Segundo a purificação, Wagner é apontado como suspeito de ter recebido benefícios ligados ao banco, entre eles um apartamento que teria sido adquirido por Augusto Lima, ex-sócio de Daniel Vorcaro. O imóvel, avaliado em mais de R$ 2 milhões, fica no edifício Poème Horto, em Salvador.
Eduardo Sodré Martins, contratado de Jaques Wagner e secretário de Meio Ambiente da Bahia, também aparece nas investigações. De acordo com a pesquisadora, Bonnie Bonilha teria recebido R$ 11 milhões do Banco Master por meio de um contrato de consultoria firmado com uma de suas empresas. Eduardo, por sua vez, teria exercido “papel ativo” na cobrança de pendências de pagamentos previstos por operadores financeiros do banco.
Entre as medidas impostas, o senador está proibido de manter contato com “gerentes, administradores, corretores, funcionários, engenheiros, arquitetos ou quaisquer colaboradores” das empresas MD BA Parque Florestal Construções e Grupo Moura Dubeux. As duas companhias são associadas ao prédio onde fica o apartamento investigado.
Jaques Wagner também não poderá exercer atividades de “gestão, administração, representação, consultoria, contratação, intermediação, negociação” com pessoas jurídicas mencionadas na investigação.
As restrições aplicadas ao petista também valem para Eduardo Martins e Bonnie Bonilha. Diferentemente do senador, porém, o casal teve os passaportes suspensos e está impedido de deixar o território nacional. As autoridades não pediram que a mesma medida fosse aplicada a Wagner.
Entenda a operação
A Polícia Federal cumpriu mandatos nesta quinta-feira na nona fase da Operação Compliance Zero, autorizada pelo ministro André Mendonça, relator do caso no STF. A investigação apura suspeitas envolvendo o Banco Master e pessoas ligadas à instituição.
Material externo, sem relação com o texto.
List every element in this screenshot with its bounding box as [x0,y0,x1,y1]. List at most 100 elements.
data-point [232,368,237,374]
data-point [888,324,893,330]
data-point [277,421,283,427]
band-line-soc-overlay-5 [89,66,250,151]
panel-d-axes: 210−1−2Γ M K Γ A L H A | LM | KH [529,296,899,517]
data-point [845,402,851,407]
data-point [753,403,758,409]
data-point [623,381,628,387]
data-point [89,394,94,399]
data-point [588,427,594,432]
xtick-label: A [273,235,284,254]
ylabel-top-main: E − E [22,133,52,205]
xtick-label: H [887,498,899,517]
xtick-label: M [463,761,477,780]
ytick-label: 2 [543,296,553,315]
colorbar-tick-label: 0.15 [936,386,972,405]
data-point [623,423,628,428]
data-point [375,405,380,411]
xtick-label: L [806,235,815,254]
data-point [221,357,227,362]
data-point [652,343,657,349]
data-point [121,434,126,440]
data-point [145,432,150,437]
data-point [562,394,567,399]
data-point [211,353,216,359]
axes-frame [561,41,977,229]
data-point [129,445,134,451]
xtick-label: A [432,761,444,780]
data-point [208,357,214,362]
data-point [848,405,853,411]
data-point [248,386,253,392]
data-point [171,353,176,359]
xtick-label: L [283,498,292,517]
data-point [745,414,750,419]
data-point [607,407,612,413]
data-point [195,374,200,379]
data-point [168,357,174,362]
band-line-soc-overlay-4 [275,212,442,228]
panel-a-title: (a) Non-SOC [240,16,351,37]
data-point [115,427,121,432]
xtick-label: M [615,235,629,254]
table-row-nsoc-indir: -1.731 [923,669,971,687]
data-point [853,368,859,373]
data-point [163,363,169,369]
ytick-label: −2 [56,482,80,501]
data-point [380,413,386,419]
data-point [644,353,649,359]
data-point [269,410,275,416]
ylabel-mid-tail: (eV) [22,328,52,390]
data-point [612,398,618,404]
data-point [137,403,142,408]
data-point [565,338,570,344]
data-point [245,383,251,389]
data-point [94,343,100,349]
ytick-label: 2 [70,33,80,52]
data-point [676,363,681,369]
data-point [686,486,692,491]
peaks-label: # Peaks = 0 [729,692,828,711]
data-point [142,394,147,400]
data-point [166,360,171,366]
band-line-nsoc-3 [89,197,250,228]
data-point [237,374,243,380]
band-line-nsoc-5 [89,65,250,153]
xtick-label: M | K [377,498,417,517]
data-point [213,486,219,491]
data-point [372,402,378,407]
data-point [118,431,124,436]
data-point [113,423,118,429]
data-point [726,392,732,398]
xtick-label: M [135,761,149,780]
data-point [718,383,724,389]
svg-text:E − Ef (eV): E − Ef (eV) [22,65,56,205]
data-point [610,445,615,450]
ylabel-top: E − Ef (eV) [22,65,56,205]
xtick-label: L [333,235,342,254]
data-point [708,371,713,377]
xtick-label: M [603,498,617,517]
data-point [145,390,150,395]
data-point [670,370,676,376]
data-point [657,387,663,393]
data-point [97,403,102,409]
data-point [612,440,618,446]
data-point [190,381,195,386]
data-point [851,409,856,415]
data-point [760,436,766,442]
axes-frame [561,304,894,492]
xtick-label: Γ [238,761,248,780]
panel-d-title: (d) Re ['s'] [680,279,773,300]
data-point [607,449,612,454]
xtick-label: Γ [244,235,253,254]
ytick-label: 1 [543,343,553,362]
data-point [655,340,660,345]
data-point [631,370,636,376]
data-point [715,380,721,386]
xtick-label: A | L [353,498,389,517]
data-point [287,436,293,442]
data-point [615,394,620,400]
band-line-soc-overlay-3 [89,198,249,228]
O nome de Jaques Wagner já havia sido citado no contexto do caso após a revelação de que uma empresa ligada a Bonnie Bonilha, a BK Financeira, recebeu ao menos R$ 11 milhões do banco. A defesa da firma nega irregularidades e afirma que os serviços foram prestados.
Em nota, Wagner declarou que “não tem conhecimento de nenhuma investigação, uma vez que jamais participou de qualquer intermediação ou negociação em favor da empresa relacionada”.
Antes de ser alvo da operação, o senador afirmou ter se reunido duas vezes com Daniel Vorcaro, dono do Banco Master. Wagner disse ainda que considerava “ótimo” o caso Vorcaro firmasse acordo de delação premiada, tentativa que acabou rejeitada pela Polícia Federal e pela Procuradoria-Geral da República.
O senador vinha classificando o escândalo do Banco Master como uma “trambicagem”, negando envolvimento com as irregularidades investigadas e criticando reportagens que relacionavam seu nome ao caso. Em entrevistas e discursos no Senado, o petista afirmou estar “tranquilo e calmo”, disse que não havia investigações sobre sua conduta e atribuiu o esquema a falhas de fiscalização do Banco Central.